A few years ago me and my younger sister were crashing on the couch of a Harvard Graduate student in Cambridge. Though he was a remarkably accommodating host, he didn't have much time to show us around this unfamiliar as most of his time was committed to research and writing papers. I remember reclining in his living room reading some Wilde stories I had found on his shelf and hearing a stream of shuffled indie pop/folk/etc flow out of his room where he hunched over his desk. It was delightful. I had recently discovered the sugary joys of the New Pornographers and Apples in Stereo, not to mention a still constant flow of deeply effecting bands like Someone Still Loves You Boris Yeltsin and The Shins, and found myself sitting there thinking, Damn, this stuff is amazing. There is so much wonderful indie pop in the world, I could just listen to it all the time, forget everything else. Look at how interesting and tuneful all of these sounds coming out of his stereo are. I listened closer. Occasionally I'd recognize something, So Says I and Young Folks, and more often I knew enough to place a band without having really listened to them before, Devotchka, Clap Your Hands Say Yeah, but most of the time they were the kind of unimportant but delightful bands that swarmed the scene at the time.

And through this closer listening I realized that most of the music coming out of his speakers was not that good. Most of it was derivative and catchy in an uninteresting way. Each song would use an instrument in a way I hadn't previously heard, sure, but had none of the power and depth of the great songs of the genre. There would be no, say, "Seeing Other People" or "I Woke Up Today". These songs were great, and the mix was superb, but they were disposable.

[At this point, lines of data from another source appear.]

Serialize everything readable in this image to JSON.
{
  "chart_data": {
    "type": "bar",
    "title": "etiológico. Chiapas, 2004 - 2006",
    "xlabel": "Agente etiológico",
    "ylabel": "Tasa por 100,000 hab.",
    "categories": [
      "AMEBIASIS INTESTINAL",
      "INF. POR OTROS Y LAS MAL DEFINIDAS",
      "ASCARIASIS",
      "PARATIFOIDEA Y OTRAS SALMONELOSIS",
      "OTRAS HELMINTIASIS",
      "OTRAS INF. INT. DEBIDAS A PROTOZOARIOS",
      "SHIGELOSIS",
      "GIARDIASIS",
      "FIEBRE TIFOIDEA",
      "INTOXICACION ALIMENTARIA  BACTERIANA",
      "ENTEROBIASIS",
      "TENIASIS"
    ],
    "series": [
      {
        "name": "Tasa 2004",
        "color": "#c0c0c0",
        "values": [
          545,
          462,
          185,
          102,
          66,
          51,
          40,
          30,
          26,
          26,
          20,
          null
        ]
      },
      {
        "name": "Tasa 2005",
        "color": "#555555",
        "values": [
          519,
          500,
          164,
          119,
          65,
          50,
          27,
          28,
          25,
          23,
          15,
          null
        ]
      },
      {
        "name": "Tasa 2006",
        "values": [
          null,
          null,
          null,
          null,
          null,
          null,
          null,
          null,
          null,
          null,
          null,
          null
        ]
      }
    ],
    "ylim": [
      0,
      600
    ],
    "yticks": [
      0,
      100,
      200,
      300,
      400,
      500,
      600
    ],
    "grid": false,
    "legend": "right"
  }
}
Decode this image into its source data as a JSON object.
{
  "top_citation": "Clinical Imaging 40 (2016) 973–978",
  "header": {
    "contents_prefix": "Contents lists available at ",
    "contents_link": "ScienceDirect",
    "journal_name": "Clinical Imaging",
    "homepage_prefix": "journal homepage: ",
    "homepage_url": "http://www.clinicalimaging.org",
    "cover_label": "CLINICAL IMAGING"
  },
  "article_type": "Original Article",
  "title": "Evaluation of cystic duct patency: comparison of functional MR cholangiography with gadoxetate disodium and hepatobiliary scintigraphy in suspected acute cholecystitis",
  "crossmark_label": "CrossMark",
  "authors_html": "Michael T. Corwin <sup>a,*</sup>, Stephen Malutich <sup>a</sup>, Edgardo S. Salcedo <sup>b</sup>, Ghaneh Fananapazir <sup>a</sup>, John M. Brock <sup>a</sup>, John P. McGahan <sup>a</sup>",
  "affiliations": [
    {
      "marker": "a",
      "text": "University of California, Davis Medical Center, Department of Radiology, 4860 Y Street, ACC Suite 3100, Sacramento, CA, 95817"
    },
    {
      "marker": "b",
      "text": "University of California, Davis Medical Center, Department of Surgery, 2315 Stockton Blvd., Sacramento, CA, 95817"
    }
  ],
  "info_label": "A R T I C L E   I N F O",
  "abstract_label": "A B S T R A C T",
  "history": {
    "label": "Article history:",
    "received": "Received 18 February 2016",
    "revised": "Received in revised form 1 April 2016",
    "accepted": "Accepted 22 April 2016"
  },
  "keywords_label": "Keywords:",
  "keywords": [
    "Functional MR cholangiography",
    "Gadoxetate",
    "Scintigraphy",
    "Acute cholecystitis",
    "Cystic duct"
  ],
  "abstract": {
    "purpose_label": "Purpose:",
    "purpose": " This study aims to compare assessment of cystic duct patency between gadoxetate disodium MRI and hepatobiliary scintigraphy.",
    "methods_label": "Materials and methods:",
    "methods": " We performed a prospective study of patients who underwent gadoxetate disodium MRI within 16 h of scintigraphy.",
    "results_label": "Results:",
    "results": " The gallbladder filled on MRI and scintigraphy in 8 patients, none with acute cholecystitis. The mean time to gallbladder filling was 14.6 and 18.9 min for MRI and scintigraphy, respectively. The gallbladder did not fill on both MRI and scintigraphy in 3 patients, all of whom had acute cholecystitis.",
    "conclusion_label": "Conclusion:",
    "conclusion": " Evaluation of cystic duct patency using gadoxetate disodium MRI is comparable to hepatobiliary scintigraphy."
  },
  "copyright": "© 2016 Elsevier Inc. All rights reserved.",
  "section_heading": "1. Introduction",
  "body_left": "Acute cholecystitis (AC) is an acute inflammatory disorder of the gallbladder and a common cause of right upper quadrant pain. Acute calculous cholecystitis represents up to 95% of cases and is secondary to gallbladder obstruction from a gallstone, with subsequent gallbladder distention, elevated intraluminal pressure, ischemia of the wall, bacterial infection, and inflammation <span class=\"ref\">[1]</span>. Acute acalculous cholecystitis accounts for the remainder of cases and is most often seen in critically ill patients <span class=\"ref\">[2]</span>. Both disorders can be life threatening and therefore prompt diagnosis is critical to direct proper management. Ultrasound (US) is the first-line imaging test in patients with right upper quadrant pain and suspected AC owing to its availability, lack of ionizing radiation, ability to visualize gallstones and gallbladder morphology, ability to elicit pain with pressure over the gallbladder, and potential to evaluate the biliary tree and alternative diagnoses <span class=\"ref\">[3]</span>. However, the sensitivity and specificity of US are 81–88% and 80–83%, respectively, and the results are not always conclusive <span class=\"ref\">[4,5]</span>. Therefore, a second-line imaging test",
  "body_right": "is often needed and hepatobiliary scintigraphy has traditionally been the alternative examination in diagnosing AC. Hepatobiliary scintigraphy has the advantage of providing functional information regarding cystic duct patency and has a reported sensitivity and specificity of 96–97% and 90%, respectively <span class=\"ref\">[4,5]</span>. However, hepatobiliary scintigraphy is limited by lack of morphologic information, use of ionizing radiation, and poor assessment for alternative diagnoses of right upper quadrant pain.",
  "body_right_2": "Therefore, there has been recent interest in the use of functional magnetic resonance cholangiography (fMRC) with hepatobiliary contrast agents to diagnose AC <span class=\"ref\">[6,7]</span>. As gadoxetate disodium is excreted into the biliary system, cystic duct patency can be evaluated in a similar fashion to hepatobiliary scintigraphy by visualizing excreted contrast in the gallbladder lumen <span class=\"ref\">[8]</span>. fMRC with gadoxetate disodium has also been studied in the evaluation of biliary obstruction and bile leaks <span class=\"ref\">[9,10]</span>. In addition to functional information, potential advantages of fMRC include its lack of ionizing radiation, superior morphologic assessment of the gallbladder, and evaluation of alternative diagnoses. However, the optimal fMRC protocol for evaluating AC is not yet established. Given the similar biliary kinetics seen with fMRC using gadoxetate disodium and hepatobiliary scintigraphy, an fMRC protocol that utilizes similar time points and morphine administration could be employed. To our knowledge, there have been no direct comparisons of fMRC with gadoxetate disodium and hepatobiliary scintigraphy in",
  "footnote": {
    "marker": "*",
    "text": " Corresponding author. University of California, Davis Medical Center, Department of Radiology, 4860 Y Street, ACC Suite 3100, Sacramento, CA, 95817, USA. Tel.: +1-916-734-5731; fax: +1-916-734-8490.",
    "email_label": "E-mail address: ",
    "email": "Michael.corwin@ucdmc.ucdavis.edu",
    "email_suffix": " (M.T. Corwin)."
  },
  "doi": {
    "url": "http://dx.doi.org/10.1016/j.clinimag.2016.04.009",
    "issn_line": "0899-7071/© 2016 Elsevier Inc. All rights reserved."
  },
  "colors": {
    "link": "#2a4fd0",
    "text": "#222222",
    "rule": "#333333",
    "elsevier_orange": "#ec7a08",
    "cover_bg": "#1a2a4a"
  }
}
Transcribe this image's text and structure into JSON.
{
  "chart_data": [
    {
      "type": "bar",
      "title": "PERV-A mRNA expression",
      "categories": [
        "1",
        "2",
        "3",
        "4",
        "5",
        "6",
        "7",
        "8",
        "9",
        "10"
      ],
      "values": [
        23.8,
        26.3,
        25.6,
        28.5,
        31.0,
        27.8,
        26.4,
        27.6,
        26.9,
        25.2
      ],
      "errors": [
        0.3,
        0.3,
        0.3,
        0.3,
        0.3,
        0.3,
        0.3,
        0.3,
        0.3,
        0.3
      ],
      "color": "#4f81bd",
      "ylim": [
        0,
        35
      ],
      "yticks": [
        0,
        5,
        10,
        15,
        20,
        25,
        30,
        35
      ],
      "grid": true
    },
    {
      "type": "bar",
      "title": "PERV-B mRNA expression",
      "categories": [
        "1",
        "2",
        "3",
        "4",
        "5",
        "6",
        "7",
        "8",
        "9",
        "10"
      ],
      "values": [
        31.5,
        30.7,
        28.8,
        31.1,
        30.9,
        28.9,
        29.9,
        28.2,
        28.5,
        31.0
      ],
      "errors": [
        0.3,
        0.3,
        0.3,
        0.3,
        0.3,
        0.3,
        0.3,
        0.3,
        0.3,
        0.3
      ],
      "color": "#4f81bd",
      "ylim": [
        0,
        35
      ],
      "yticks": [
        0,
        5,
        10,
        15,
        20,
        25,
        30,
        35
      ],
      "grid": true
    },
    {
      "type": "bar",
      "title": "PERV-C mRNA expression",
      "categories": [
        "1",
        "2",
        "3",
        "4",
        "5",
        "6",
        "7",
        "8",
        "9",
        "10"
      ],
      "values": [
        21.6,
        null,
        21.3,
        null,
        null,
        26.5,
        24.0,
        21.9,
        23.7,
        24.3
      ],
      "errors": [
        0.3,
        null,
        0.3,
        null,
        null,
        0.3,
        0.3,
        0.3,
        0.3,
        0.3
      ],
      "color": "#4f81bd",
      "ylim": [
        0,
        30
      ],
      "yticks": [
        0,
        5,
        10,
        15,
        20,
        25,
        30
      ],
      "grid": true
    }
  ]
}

One blizzard and three days later I get back to New York and sit down to make a tape of indie pop songs that would be as amazing to listen too as the MA student's, but with only incredible songs. Only songs with the catchiness and the orchestrative playfulness but also containing incredible depth and power. Only the "I Am Warm + Powerful"s and "Death By Misadventure"s of the world. And I realized that I couldn't do it.  All told I had maybe ten or fifteen albums of indie pop that I loved wholeheartedly and to make this flow of music I would need so much more than that. And that perhaps the brilliance of the Cambridge mix outshone the dullness of each of its tracks individually. It created an emotion and continuity that couldn't be gained by a list of unique and striking songs. Perhaps the whole was greater than its parts.

This was the first time I ever understood the benefit of disposable music, worth in a scene that goes beyond worth in individual bands. This is perhaps a particularly internet age phenomena as previously mixes took hours to make, not to mention the expense of buying so many records in order to create this wash of music. Now with internet streaming and shuffle it's a natural way of hearing this. And it opens up worlds.

The ambient music scene is buzzing (/pun) like it never has previously, if there even ever was an ambient scene before. And though I doubt I could point you to many individuals that have blown my mind (besides, perhaps, Sean McCann and Noveller ) a quick stroll though bandcamp or youtube will show you few stand outs but and incredible wave of music that could bring wonder and definition to every summer afternoon. The same holds uniquely true for the worlds of dubbed out bass music and instrumental hip hop beats and free mix tapes, and certainly of the streams of violent garage bands and surf rockers and synth-pop textureists swarming the Brooklyn scene today.

It goes almost exactly against the Post-Punk ideal of forward forward forward and, at the end of the day, you probably won't be finding things that change your life. But with everything going on in the United States underground music oceans these days I've found brilliance in the whole what I couldn't find in its parts.